Last year's hurricane season was the most active of all time and the fifth consecutive above-average season in terms of damage and the number of named storms (NOAA). Eleven named storms made landfall in the U.S., breaking a record previously set in 1916.
Looking back at the 2020 hurricane season, you can see several supply disruptions in the Gulf of Mexico (GoM). Hurricane Delta knocked out over 90% of GoM production. Last year, both Hurricane Laura and Hurricane Delta managed to knock more GoM supply offline than any storm since Hurricanes Ike and Gustav's combined effect in 2008, though the duration was much shorter.
Another inference that can be made from this chart is that hurricanes have recently become more of a bearish catalyst. The GoM makes up a relatively small portion of U.S. production now, compared to the 2000s. When hurricanes hit the U.S. Gulf Coast (USGC), the amount of refining capacity knocked offline usually exceeds production and lasts longer, thereby loosening the supply and demand balance and pressuring crude prices.
The heat map chart above shows the Gulf of Mexico oil production deviation from the trailing three-month average, going back the last 30 years. As you can see in the heat map, the greatest risks to output exist during August and September, when Hurricane season peaks.
The most saturated red cell for September 2008 (-720 MMBbl/d) shows the magnitude of Hurricanes Ike and Gustav, and the second most saturated red cell for September 2005 (-625 MMBbl/d) shows Hurricane Katrina.
You can also see how hurricanes over the last few years have affected output.
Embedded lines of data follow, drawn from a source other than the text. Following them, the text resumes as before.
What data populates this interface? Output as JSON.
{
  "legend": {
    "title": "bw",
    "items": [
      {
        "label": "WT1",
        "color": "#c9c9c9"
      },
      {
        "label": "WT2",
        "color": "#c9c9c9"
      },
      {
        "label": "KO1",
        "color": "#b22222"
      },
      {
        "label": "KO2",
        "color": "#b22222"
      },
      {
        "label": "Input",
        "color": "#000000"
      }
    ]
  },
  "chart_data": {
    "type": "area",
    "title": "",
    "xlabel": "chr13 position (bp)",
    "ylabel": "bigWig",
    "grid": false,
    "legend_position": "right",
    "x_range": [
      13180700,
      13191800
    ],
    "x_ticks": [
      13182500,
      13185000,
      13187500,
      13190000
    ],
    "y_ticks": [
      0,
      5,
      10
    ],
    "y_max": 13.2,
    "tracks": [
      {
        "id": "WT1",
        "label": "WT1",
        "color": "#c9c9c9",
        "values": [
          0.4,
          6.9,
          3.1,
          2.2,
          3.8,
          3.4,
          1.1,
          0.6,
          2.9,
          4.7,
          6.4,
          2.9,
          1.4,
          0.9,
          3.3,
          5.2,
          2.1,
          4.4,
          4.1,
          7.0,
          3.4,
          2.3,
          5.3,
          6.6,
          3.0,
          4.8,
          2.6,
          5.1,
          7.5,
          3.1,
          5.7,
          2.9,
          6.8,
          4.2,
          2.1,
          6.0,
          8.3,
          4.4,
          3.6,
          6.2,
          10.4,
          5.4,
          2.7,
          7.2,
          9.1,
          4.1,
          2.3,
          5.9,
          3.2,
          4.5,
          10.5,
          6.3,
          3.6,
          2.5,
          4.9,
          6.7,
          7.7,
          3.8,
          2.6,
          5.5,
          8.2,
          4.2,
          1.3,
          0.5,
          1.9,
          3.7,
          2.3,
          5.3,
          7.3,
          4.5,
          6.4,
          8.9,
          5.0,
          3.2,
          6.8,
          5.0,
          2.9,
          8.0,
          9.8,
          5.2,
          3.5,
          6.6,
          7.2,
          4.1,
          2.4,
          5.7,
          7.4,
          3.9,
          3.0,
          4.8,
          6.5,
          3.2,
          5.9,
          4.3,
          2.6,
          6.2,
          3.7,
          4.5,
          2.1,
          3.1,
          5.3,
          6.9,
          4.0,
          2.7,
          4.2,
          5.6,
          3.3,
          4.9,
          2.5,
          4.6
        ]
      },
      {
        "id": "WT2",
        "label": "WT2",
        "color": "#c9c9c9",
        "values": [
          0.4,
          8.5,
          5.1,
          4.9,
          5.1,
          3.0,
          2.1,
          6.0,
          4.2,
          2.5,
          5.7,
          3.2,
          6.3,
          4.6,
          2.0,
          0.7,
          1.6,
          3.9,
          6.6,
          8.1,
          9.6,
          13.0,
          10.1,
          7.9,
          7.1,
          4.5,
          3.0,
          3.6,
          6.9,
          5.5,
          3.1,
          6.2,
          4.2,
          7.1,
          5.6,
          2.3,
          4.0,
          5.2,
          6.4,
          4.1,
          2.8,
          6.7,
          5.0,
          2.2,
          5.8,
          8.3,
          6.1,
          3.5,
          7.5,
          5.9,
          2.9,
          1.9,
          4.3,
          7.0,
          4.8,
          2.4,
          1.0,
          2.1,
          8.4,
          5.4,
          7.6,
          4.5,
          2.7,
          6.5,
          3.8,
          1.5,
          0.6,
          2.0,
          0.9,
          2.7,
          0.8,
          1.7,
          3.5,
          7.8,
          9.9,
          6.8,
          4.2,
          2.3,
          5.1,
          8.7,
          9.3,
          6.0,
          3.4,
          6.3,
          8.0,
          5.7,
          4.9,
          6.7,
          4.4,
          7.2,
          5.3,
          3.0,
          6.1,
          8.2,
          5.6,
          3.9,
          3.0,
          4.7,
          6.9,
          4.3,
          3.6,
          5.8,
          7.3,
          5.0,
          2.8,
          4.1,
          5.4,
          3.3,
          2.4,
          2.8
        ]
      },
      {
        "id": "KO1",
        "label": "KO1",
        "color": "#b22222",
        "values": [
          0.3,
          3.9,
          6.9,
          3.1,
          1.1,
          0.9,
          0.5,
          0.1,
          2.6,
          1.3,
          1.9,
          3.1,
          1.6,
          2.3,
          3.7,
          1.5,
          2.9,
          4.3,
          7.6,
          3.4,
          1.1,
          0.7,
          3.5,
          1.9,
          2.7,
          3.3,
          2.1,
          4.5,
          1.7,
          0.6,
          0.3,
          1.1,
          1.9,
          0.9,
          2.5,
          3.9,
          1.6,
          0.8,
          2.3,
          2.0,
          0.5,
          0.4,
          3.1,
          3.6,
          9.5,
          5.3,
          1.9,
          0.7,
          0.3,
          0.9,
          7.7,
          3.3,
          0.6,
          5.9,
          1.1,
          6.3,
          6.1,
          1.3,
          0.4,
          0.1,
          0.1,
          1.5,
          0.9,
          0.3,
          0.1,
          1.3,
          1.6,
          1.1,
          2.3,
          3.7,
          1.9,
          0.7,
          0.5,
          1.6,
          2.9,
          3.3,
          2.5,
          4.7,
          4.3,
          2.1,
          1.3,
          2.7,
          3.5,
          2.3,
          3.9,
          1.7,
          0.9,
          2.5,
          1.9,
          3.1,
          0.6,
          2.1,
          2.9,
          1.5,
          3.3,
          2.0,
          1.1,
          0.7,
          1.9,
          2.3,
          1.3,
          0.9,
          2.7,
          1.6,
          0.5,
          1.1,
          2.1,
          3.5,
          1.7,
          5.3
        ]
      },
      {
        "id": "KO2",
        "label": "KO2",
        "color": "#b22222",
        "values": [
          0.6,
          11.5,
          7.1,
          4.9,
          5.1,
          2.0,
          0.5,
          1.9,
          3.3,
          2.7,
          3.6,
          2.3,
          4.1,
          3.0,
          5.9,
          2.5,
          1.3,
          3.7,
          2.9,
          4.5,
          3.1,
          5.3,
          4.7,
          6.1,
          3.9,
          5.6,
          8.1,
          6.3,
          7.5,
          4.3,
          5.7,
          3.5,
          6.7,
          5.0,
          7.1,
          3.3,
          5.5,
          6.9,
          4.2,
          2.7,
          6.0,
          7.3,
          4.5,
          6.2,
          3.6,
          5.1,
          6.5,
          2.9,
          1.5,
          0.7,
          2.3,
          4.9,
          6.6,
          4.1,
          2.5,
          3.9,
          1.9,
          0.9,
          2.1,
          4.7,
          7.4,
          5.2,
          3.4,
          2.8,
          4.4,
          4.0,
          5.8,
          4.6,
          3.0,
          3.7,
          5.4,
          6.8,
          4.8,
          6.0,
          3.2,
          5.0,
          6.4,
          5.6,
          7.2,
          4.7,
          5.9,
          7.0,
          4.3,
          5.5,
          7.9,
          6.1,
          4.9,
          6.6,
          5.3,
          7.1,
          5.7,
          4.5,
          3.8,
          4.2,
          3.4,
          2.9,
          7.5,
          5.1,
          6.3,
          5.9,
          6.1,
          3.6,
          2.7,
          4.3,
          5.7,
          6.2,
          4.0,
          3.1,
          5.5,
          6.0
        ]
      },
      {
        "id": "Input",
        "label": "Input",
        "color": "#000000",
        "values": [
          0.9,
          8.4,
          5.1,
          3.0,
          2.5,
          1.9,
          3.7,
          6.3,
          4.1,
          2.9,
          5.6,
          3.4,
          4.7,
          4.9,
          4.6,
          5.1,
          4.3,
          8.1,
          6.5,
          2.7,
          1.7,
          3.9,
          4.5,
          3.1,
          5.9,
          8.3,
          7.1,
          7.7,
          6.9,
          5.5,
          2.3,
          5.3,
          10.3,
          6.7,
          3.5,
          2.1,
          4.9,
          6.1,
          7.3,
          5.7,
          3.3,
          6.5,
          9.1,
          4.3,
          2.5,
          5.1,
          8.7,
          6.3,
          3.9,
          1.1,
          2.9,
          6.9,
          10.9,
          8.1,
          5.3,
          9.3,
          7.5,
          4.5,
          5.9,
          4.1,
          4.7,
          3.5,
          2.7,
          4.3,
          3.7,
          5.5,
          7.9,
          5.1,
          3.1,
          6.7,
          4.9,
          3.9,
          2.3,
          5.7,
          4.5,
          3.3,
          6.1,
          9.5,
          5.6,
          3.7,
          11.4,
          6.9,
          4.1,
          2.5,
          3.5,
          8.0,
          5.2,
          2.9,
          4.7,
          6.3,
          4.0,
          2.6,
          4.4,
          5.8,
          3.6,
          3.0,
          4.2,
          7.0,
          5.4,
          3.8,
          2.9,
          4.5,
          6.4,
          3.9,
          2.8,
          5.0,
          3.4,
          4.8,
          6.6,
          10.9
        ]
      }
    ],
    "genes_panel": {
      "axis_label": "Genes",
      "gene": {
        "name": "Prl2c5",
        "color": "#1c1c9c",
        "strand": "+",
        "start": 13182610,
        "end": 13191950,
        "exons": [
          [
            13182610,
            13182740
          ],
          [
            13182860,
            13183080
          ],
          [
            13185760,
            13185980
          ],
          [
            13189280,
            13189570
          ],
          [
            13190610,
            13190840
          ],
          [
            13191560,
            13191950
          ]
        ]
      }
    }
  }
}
In October 2017, Hurricane Nate removed a significant portion of GoM output, more than Hurricane Harvey during August 2017. Hurricane Harvey was a Category-4 hurricane that caused significant damage along the U.S. Gulf Coast but not as much damage to offshore platforms. Hurricane Nate caused more offshore production to be brought offline because of its path, despite being a category 1 hurricane by the time it reached the United States.